Energy internals not feeling so good to me lately despite big move in oil early tuesday. Oil services outperforming e&p's, big cap outperforming, oil outperforming. Sneaky downdraft in a number of e&p names with double digit % losses in last 5 days, incl. PVA, FST, END, MMR, RRC, ATPG, REXX, GPOR, SGY, BBG, ROSE, COG, AREX.
E&P names that remain above 50, 100, 200 day moving avg = CVX, XOM, CLR, NOG, AREX, CXO, GEOI, KOG. Can you say oil and Bakken working?

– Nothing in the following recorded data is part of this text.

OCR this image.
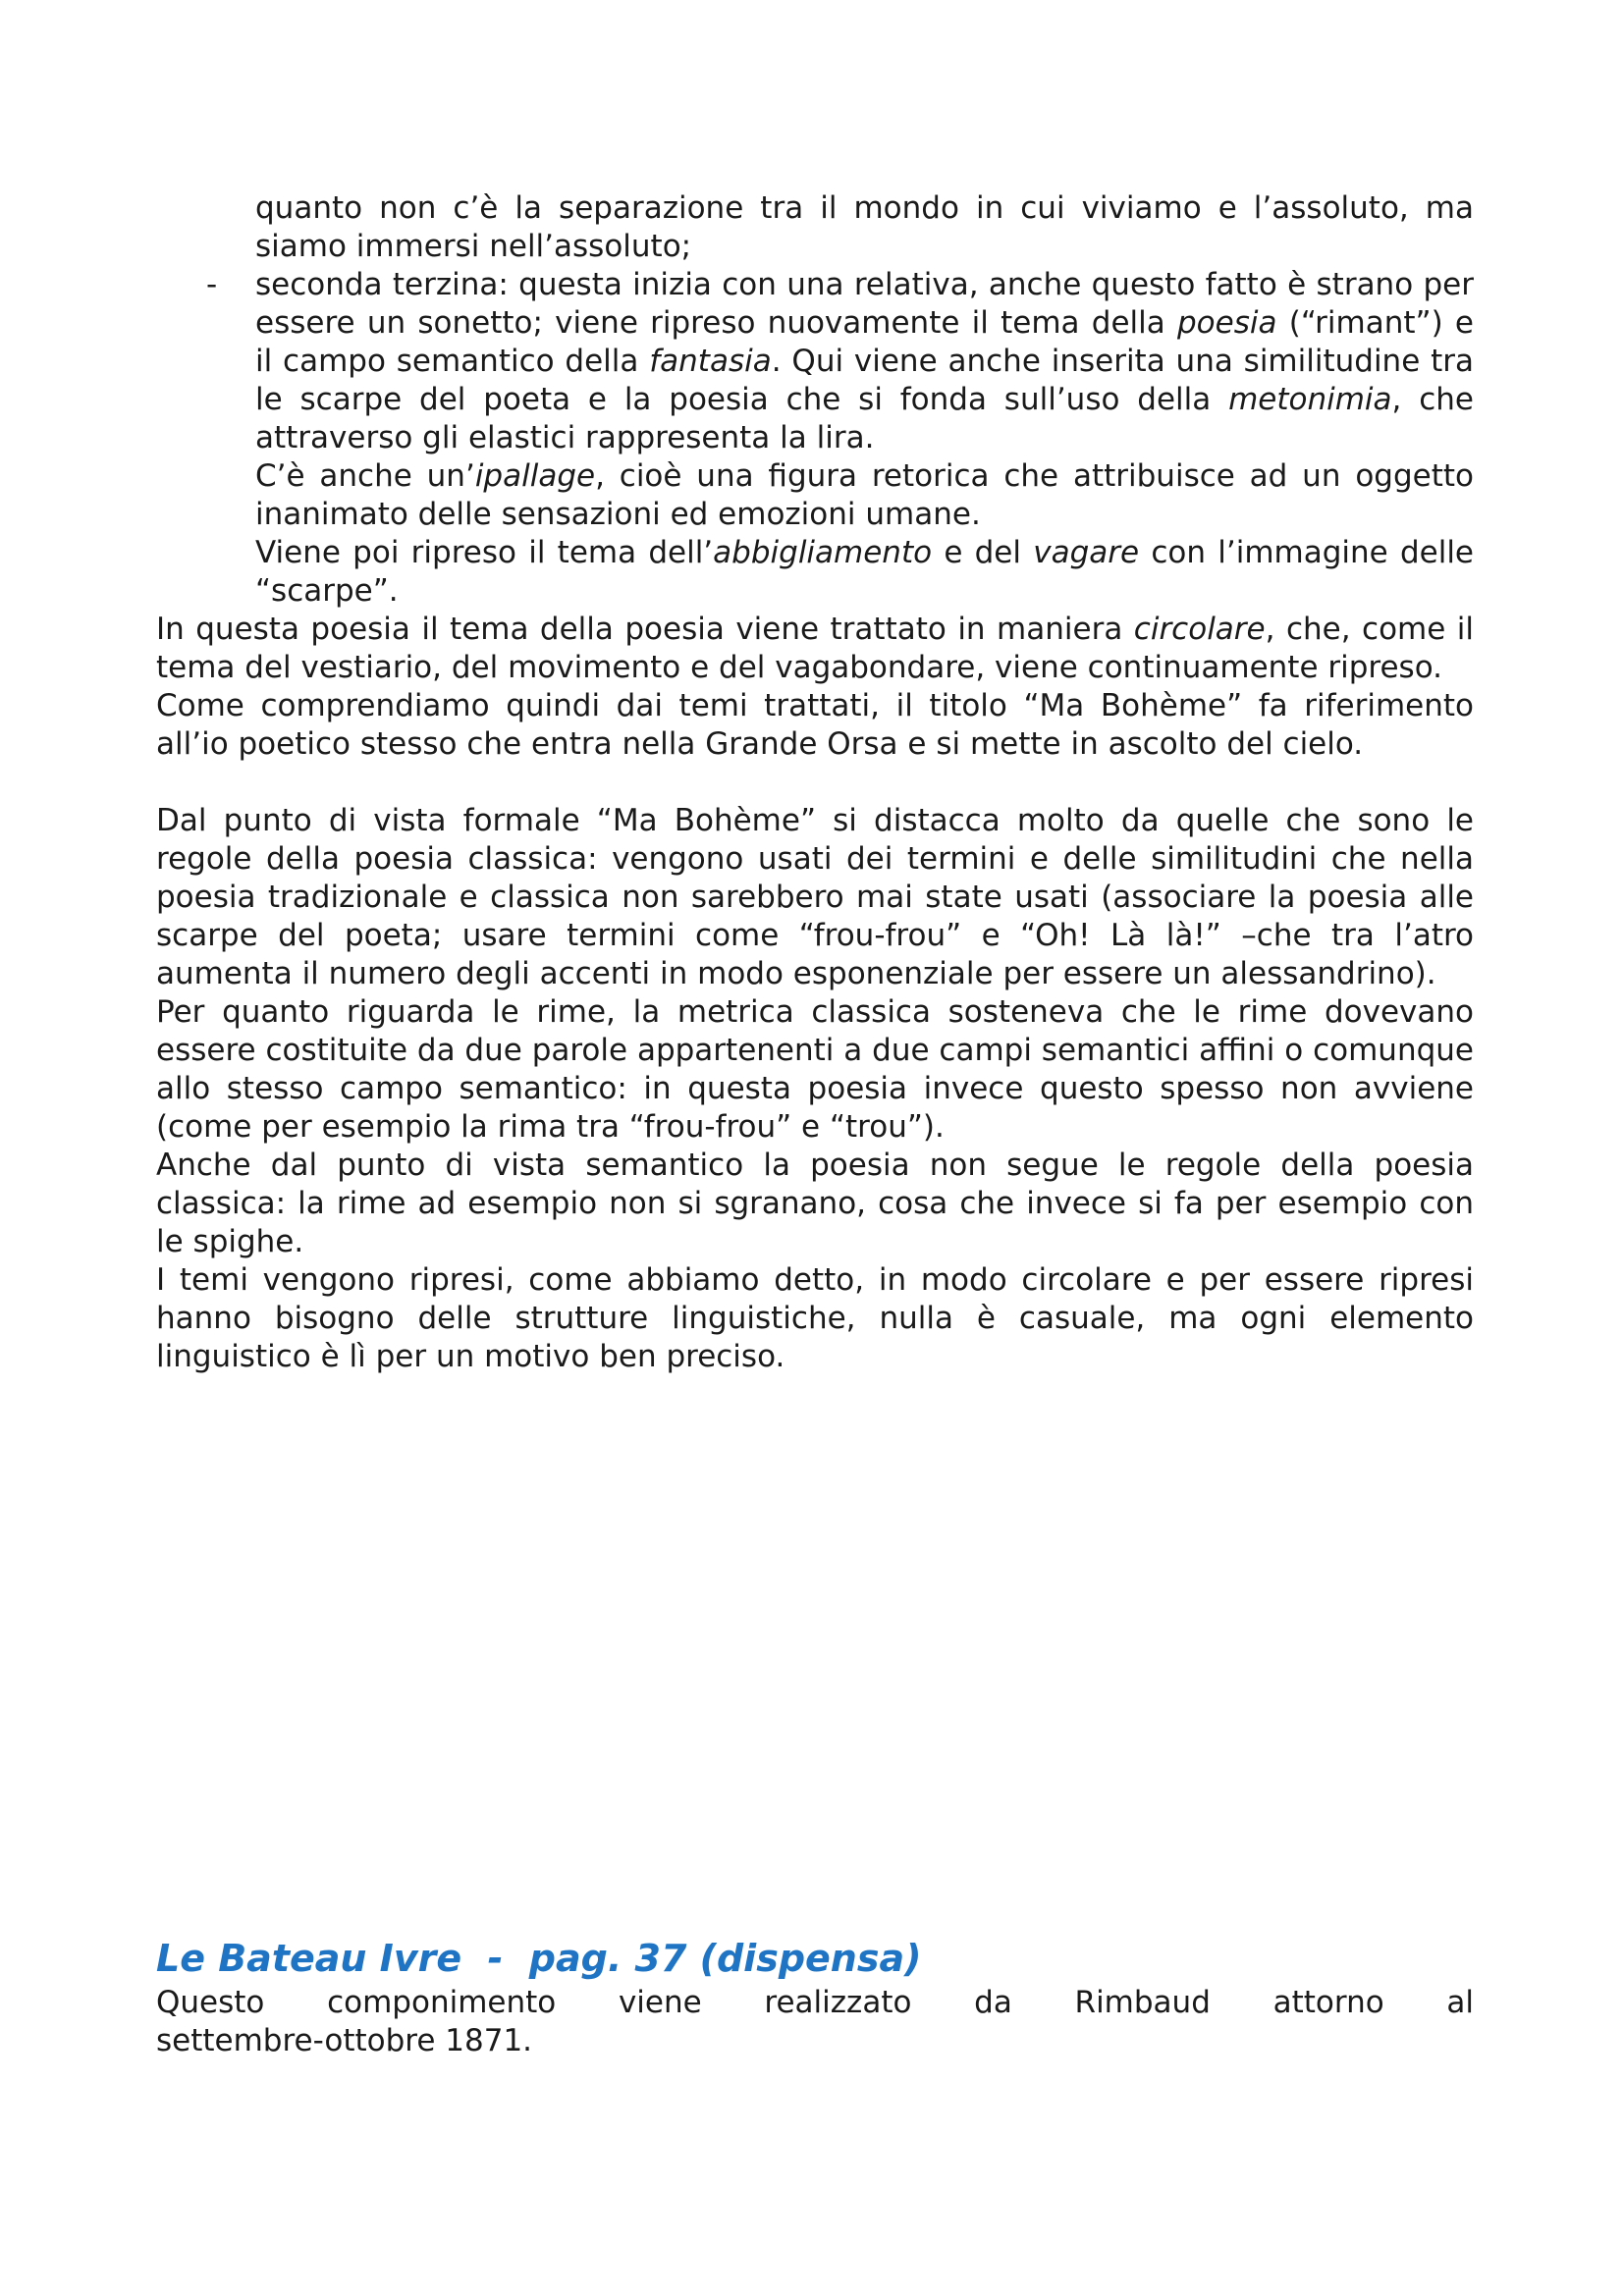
quanto non c’è la separazione tra il mondo in cui viviamo e l’assoluto, ma siamo immersi nell’assoluto;

- seconda terzina: questa inizia con una relativa, anche questo fatto è strano per essere un sonetto; viene ripreso nuovamente il tema della poesia (“rimant”) e il campo semantico della fantasia. Qui viene anche inserita una similitudine tra le scarpe del poeta e la poesia che si fonda sull’uso della metonimia, che attraverso gli elastici rappresenta la lira.

C’è anche un’ipallage, cioè una figura retorica che attribuisce ad un oggetto inanimato delle sensazioni ed emozioni umane.

Viene poi ripreso il tema dell’abbigliamento e del vagare con l’immagine delle “scarpe”.

In questa poesia il tema della poesia viene trattato in maniera circolare, che, come il tema del vestiario, del movimento e del vagabondare, viene continuamente ripreso.

Come comprendiamo quindi dai temi trattati, il titolo “Ma Bohème” fa riferimento all’io poetico stesso che entra nella Grande Orsa e si mette in ascolto del cielo.

Dal punto di vista formale “Ma Bohème” si distacca molto da quelle che sono le regole della poesia classica: vengono usati dei termini e delle similitudini che nella poesia tradizionale e classica non sarebbero mai state usati (associare la poesia alle scarpe del poeta; usare termini come “frou-frou” e “Oh! Là là!” –che tra l’atro aumenta il numero degli accenti in modo esponenziale per essere un alessandrino).

Per quanto riguarda le rime, la metrica classica sosteneva che le rime dovevano essere costituite da due parole appartenenti a due campi semantici affini o comunque allo stesso campo semantico: in questa poesia invece questo spesso non avviene (come per esempio la rima tra “frou-frou” e “trou”).

Anche dal punto di vista semantico la poesia non segue le regole della poesia classica: la rime ad esempio non si sgranano, cosa che invece si fa per esempio con le spighe.

I temi vengono ripresi, come abbiamo detto, in modo circolare e per essere ripresi hanno bisogno delle strutture linguistiche, nulla è casuale, ma ogni elemento linguistico è lì per un motivo ben preciso.

Le Bateau Ivre  -  pag. 37 (dispensa)

Questo componimento viene realizzato da Rimbaud attorno al

settembre-ottobre 1871.
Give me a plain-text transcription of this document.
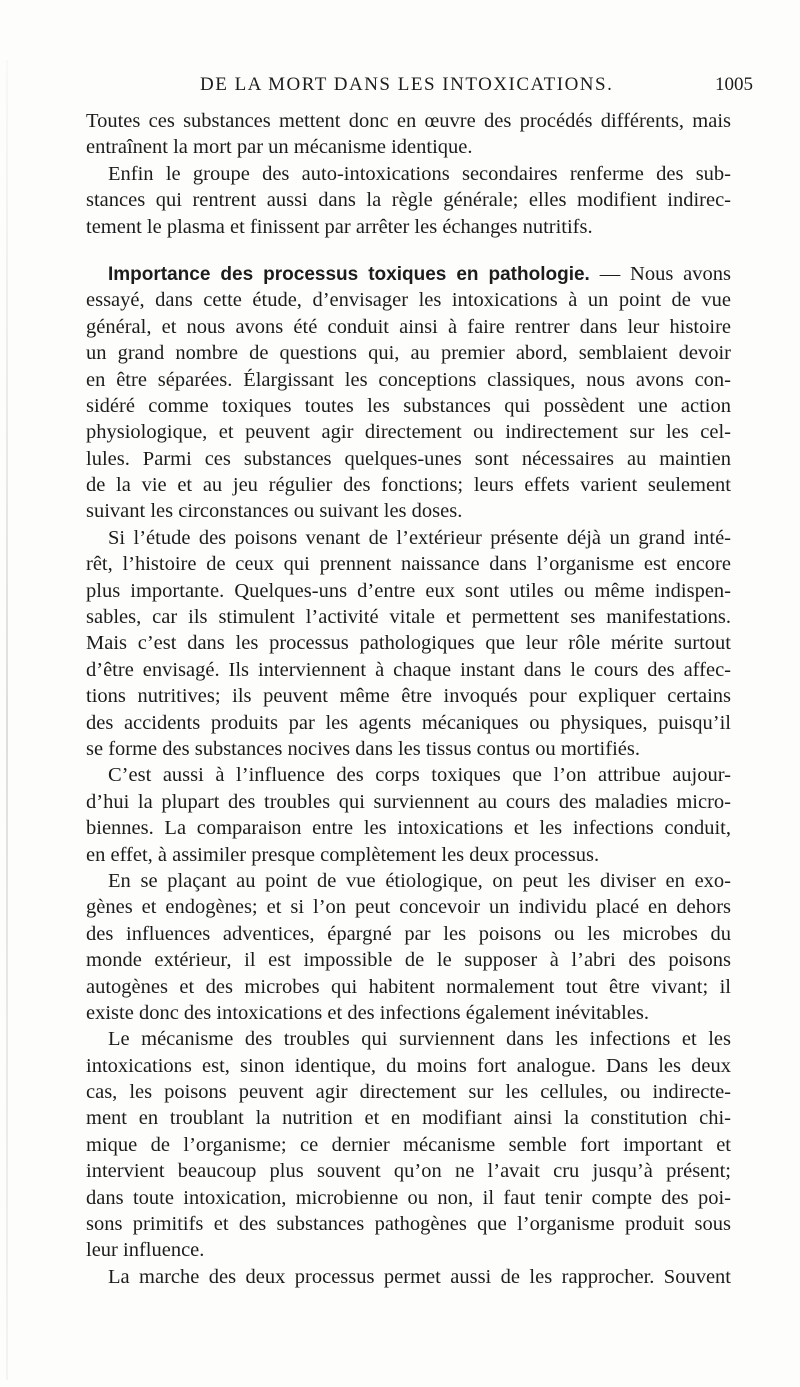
DE LA MORT DANS LES INTOXICATIONS.	1005
Toutes ces substances mettent donc en œuvre des procédés différents, mais
entraînent la mort par un mécanisme identique.
Enfin le groupe des auto-intoxications secondaires renferme des sub-
stances qui rentrent aussi dans la règle générale; elles modifient indirec-
tement le plasma et finissent par arrêter les échanges nutritifs.
Importance des processus toxiques en pathologie. — Nous avons
essayé, dans cette étude, d’envisager les intoxications à un point de vue
général, et nous avons été conduit ainsi à faire rentrer dans leur histoire
un grand nombre de questions qui, au premier abord, semblaient devoir
en être séparées. Élargissant les conceptions classiques, nous avons con-
sidéré comme toxiques toutes les substances qui possèdent une action
physiologique, et peuvent agir directement ou indirectement sur les cel-
lules. Parmi ces substances quelques-unes sont nécessaires au maintien
de la vie et au jeu régulier des fonctions; leurs effets varient seulement
suivant les circonstances ou suivant les doses.
Si l’étude des poisons venant de l’extérieur présente déjà un grand inté-
rêt, l’histoire de ceux qui prennent naissance dans l’organisme est encore
plus importante. Quelques-uns d’entre eux sont utiles ou même indispen-
sables, car ils stimulent l’activité vitale et permettent ses manifestations.
Mais c’est dans les processus pathologiques que leur rôle mérite surtout
d’être envisagé. Ils interviennent à chaque instant dans le cours des affec-
tions nutritives; ils peuvent même être invoqués pour expliquer certains
des accidents produits par les agents mécaniques ou physiques, puisqu’il
se forme des substances nocives dans les tissus contus ou mortifiés.
C’est aussi à l’influence des corps toxiques que l’on attribue aujour-
d’hui la plupart des troubles qui surviennent au cours des maladies micro-
biennes. La comparaison entre les intoxications et les infections conduit,
en effet, à assimiler presque complètement les deux processus.
En se plaçant au point de vue étiologique, on peut les diviser en exo-
gènes et endogènes; et si l’on peut concevoir un individu placé en dehors
des influences adventices, épargné par les poisons ou les microbes du
monde extérieur, il est impossible de le supposer à l’abri des poisons
autogènes et des microbes qui habitent normalement tout être vivant; il
existe donc des intoxications et des infections également inévitables.
Le mécanisme des troubles qui surviennent dans les infections et les
intoxications est, sinon identique, du moins fort analogue. Dans les deux
cas, les poisons peuvent agir directement sur les cellules, ou indirecte-
ment en troublant la nutrition et en modifiant ainsi la constitution chi-
mique de l’organisme; ce dernier mécanisme semble fort important et
intervient beaucoup plus souvent qu’on ne l’avait cru jusqu’à présent;
dans toute intoxication, microbienne ou non, il faut tenir compte des poi-
sons primitifs et des substances pathogènes que l’organisme produit sous
leur influence.
La marche des deux processus permet aussi de les rapprocher. Souvent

Interesting to see RRC and COG start to break down, if just a little. The concentrated Marcellus names ahead of the infrastructure curve have outperformed this year despite low natty. Will the pressure on the nat gas curve finally make them crack? EV/EBITDA multiples look high, but that kind of resource next to that kind of load (Northeast cities) just doesn't come along all that often.
Coal space just hammered. Virtually every name below 50, 100 and 200 dma.
Oil services mixed, but ATW, DO, VTG, RIG, RDC, NE all below 50, 100, 200 dma....offshore rig names pricing in cost inflation, pending supply additions or an oil price drop? I don't think the available number of UDW rigs for 2012 slots is very high.